When the Canadian dollar drew level with the US dollar in 2007, Canadians found a rare source of gloating against their brasher southern neighbours.
The collapse of Lehman Brothers may have put paid to the loonie's strength, but the currency has held up well as another financial crisis grips the euro zone.
The Canadian dollar recovered parity with the US dollar in the middle of last year, although it dipped below par last month. But the currency has rallied 3.1 per cent this month to $0.983.
The Canadian dollar is "going through an extremely bullish phase right now", said Gaurav Kashyap, a trader at Alpari Middle East, an online currency trading house.
Their economy is "one of the few shining examples left among leading nations".

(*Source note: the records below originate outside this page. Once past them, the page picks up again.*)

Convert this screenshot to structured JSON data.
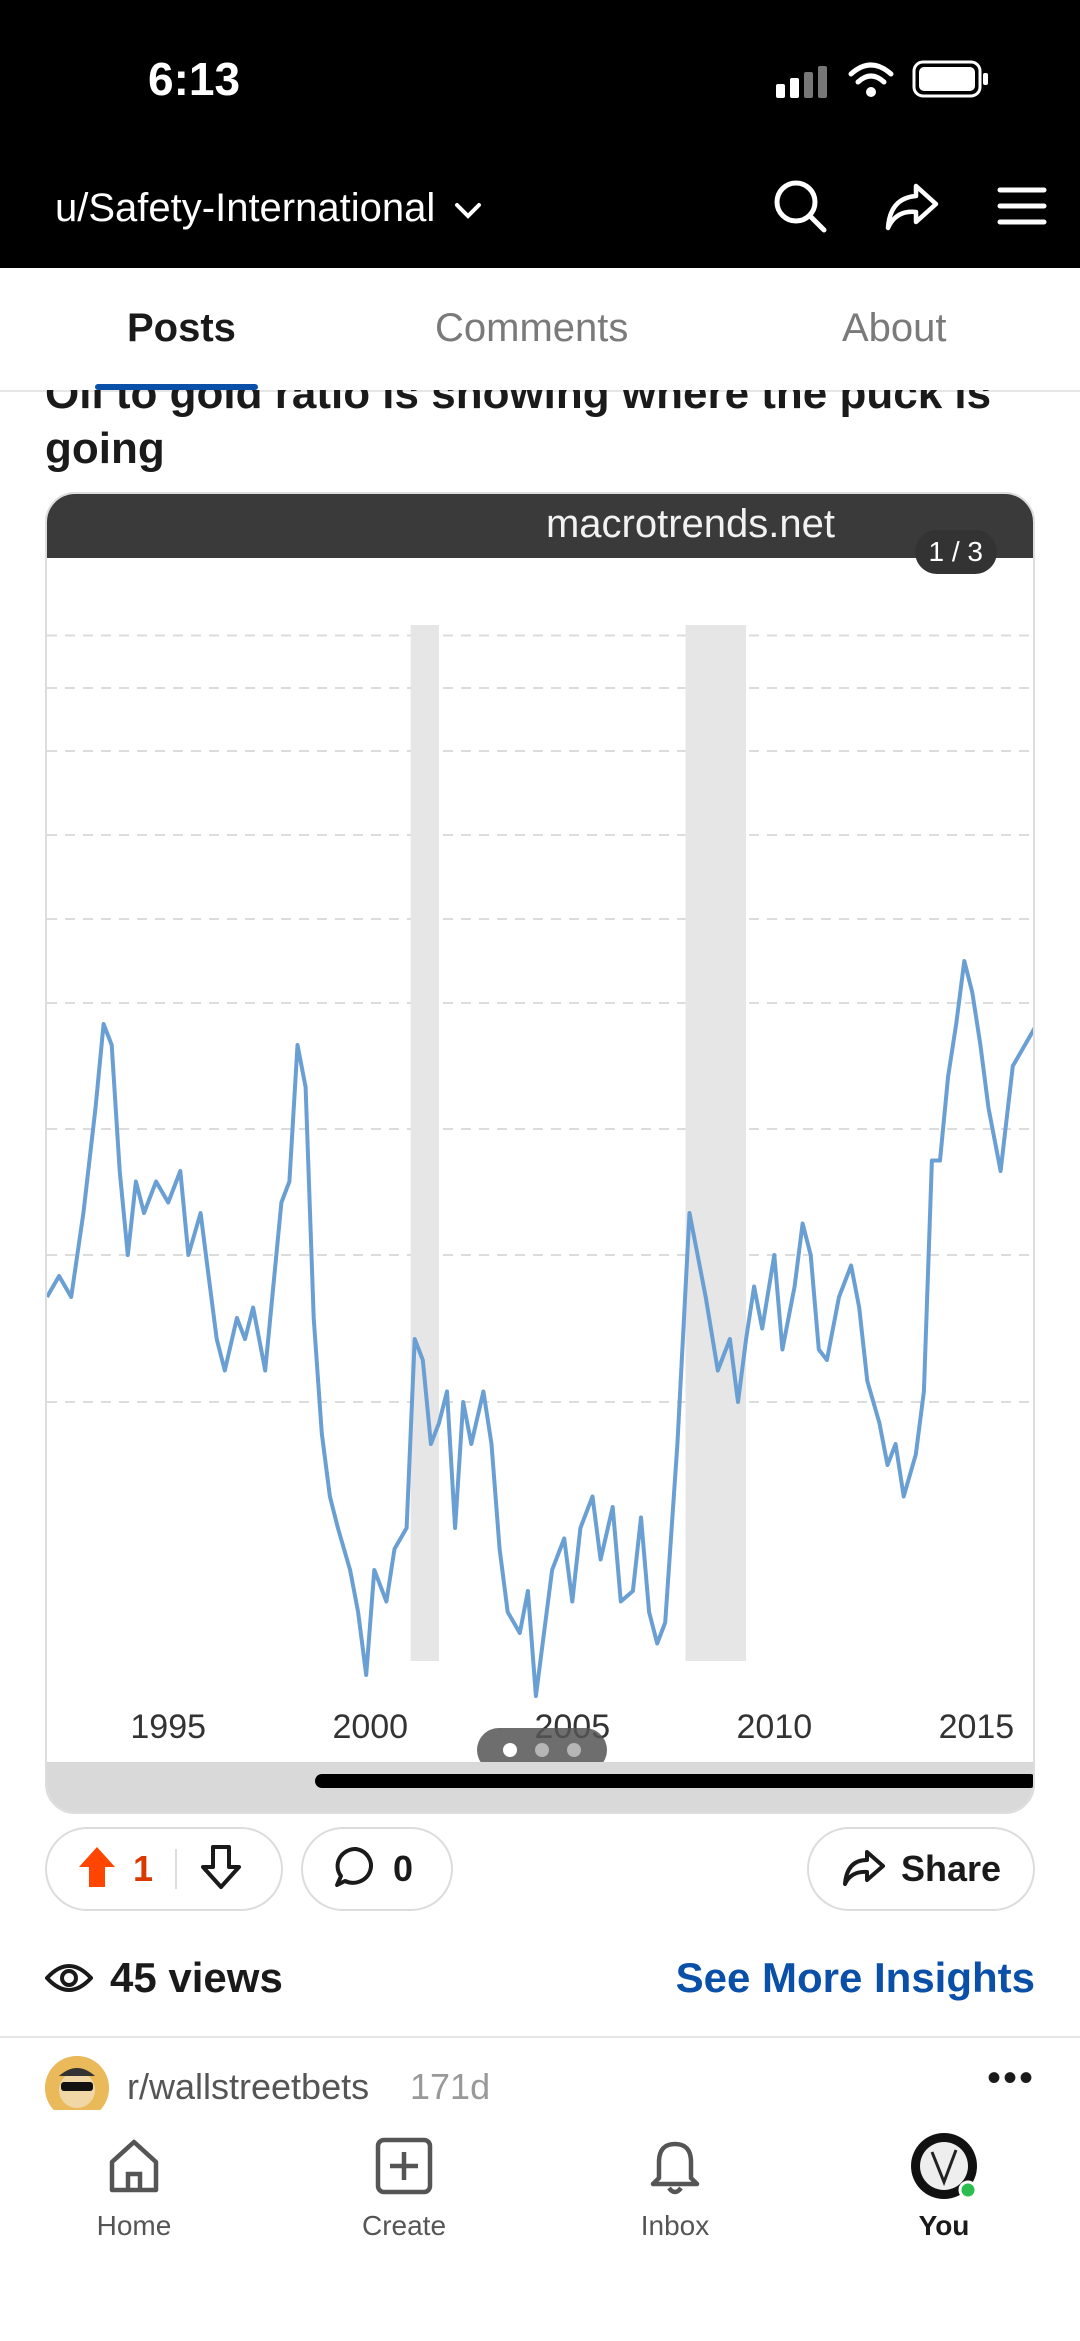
{
  "status": {
    "time": "6:13"
  },
  "appbar": {
    "username": "u/Safety-International"
  },
  "tabs": [
    {
      "label": "Posts",
      "active": true
    },
    {
      "label": "Comments",
      "active": false
    },
    {
      "label": "About",
      "active": false
    }
  ],
  "post": {
    "title": "Oil to gold ratio is showing where the puck is going",
    "media": {
      "watermark": "macrotrends.net",
      "counter": "1 / 3",
      "page_index": 1,
      "page_count": 3
    },
    "upvotes": "1",
    "comments": "0",
    "share_label": "Share",
    "views": "45 views",
    "insights_label": "See More Insights"
  },
  "next_post": {
    "subreddit": "r/wallstreetbets",
    "age": "171d"
  },
  "bottom_nav": [
    {
      "label": "Home",
      "icon": "home-icon"
    },
    {
      "label": "Create",
      "icon": "create-icon"
    },
    {
      "label": "Inbox",
      "icon": "bell-icon"
    },
    {
      "label": "You",
      "icon": "avatar-icon",
      "active": true
    }
  ],
  "colors": {
    "accent": "#0a4fa8",
    "upvote": "#d93a00",
    "line": "#6a9fd4",
    "recession": "#e6e6e6"
  },
  "chart_data": {
    "type": "line",
    "x_tick_labels": [
      "1995",
      "2000",
      "2005",
      "2010",
      "2015"
    ],
    "xlim": [
      1992.0,
      2016.5
    ],
    "ylim": [
      0.0,
      1.0
    ],
    "grid": true,
    "shaded_ranges": [
      [
        2001.0,
        2001.7
      ],
      [
        2007.8,
        2009.3
      ]
    ],
    "series": [
      {
        "values": [
          [
            1992.0,
            0.34
          ],
          [
            1992.3,
            0.36
          ],
          [
            1992.6,
            0.34
          ],
          [
            1992.9,
            0.42
          ],
          [
            1993.2,
            0.52
          ],
          [
            1993.4,
            0.6
          ],
          [
            1993.6,
            0.58
          ],
          [
            1993.8,
            0.46
          ],
          [
            1994.0,
            0.38
          ],
          [
            1994.2,
            0.45
          ],
          [
            1994.4,
            0.42
          ],
          [
            1994.7,
            0.45
          ],
          [
            1995.0,
            0.43
          ],
          [
            1995.3,
            0.46
          ],
          [
            1995.5,
            0.38
          ],
          [
            1995.8,
            0.42
          ],
          [
            1996.0,
            0.36
          ],
          [
            1996.2,
            0.3
          ],
          [
            1996.4,
            0.27
          ],
          [
            1996.7,
            0.32
          ],
          [
            1996.9,
            0.3
          ],
          [
            1997.1,
            0.33
          ],
          [
            1997.4,
            0.27
          ],
          [
            1997.6,
            0.35
          ],
          [
            1997.8,
            0.43
          ],
          [
            1998.0,
            0.45
          ],
          [
            1998.2,
            0.58
          ],
          [
            1998.4,
            0.54
          ],
          [
            1998.6,
            0.32
          ],
          [
            1998.8,
            0.21
          ],
          [
            1999.0,
            0.15
          ],
          [
            1999.2,
            0.12
          ],
          [
            1999.5,
            0.08
          ],
          [
            1999.7,
            0.04
          ],
          [
            1999.9,
            -0.02
          ],
          [
            2000.1,
            0.08
          ],
          [
            2000.4,
            0.05
          ],
          [
            2000.6,
            0.1
          ],
          [
            2000.9,
            0.12
          ],
          [
            2001.1,
            0.3
          ],
          [
            2001.3,
            0.28
          ],
          [
            2001.5,
            0.2
          ],
          [
            2001.7,
            0.22
          ],
          [
            2001.9,
            0.25
          ],
          [
            2002.1,
            0.12
          ],
          [
            2002.3,
            0.24
          ],
          [
            2002.5,
            0.2
          ],
          [
            2002.8,
            0.25
          ],
          [
            2003.0,
            0.2
          ],
          [
            2003.2,
            0.1
          ],
          [
            2003.4,
            0.04
          ],
          [
            2003.7,
            0.02
          ],
          [
            2003.9,
            0.06
          ],
          [
            2004.1,
            -0.04
          ],
          [
            2004.3,
            0.02
          ],
          [
            2004.5,
            0.08
          ],
          [
            2004.8,
            0.11
          ],
          [
            2005.0,
            0.05
          ],
          [
            2005.2,
            0.12
          ],
          [
            2005.5,
            0.15
          ],
          [
            2005.7,
            0.09
          ],
          [
            2006.0,
            0.14
          ],
          [
            2006.2,
            0.05
          ],
          [
            2006.5,
            0.06
          ],
          [
            2006.7,
            0.13
          ],
          [
            2006.9,
            0.04
          ],
          [
            2007.1,
            0.01
          ],
          [
            2007.3,
            0.03
          ],
          [
            2007.6,
            0.2
          ],
          [
            2007.9,
            0.42
          ],
          [
            2008.1,
            0.38
          ],
          [
            2008.3,
            0.34
          ],
          [
            2008.6,
            0.27
          ],
          [
            2008.9,
            0.3
          ],
          [
            2009.1,
            0.24
          ],
          [
            2009.3,
            0.3
          ],
          [
            2009.5,
            0.35
          ],
          [
            2009.7,
            0.31
          ],
          [
            2010.0,
            0.38
          ],
          [
            2010.2,
            0.29
          ],
          [
            2010.5,
            0.35
          ],
          [
            2010.7,
            0.41
          ],
          [
            2010.9,
            0.38
          ],
          [
            2011.1,
            0.29
          ],
          [
            2011.3,
            0.28
          ],
          [
            2011.6,
            0.34
          ],
          [
            2011.9,
            0.37
          ],
          [
            2012.1,
            0.33
          ],
          [
            2012.3,
            0.26
          ],
          [
            2012.6,
            0.22
          ],
          [
            2012.8,
            0.18
          ],
          [
            2013.0,
            0.2
          ],
          [
            2013.2,
            0.15
          ],
          [
            2013.5,
            0.19
          ],
          [
            2013.7,
            0.25
          ],
          [
            2013.9,
            0.47
          ],
          [
            2014.1,
            0.47
          ],
          [
            2014.3,
            0.55
          ],
          [
            2014.5,
            0.6
          ],
          [
            2014.7,
            0.66
          ],
          [
            2014.9,
            0.63
          ],
          [
            2015.1,
            0.58
          ],
          [
            2015.3,
            0.52
          ],
          [
            2015.6,
            0.46
          ],
          [
            2015.9,
            0.56
          ],
          [
            2016.2,
            0.58
          ],
          [
            2016.5,
            0.6
          ]
        ]
      }
    ]
  }
}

The major factor driving the Canadian dollar is its place among the so-called "commodity currencies" - including the Australian dollar, the Brazilian real and the South African rand - because of the country's natural resources.
These currencies have soared since the financial crisis began as the US dollar weakened and Asian demand for energy and raw materials surged.
The Canadian dollar was battered last month amid a US dollar rise and fears about the effect of the euro-zone sovereign-debt crisis on global growth, said Neil Mellor, a senior currency strategist at BNY Mellon.
"The Canadian dollar is trading more as a currency that's highly sensitive to the global economy" than through economic fundamentals, he said.
The loonie also comes with fewer strings attached than other currencies, such as the Japanese yen and the Australian dollar, which have risen sharply as a hedge against a slowdown in other developed economies.
The Swiss franc, a favourite of currency traders betting on the weakness of the euro zone, was pegged to the euro last month by the Swiss National Bank.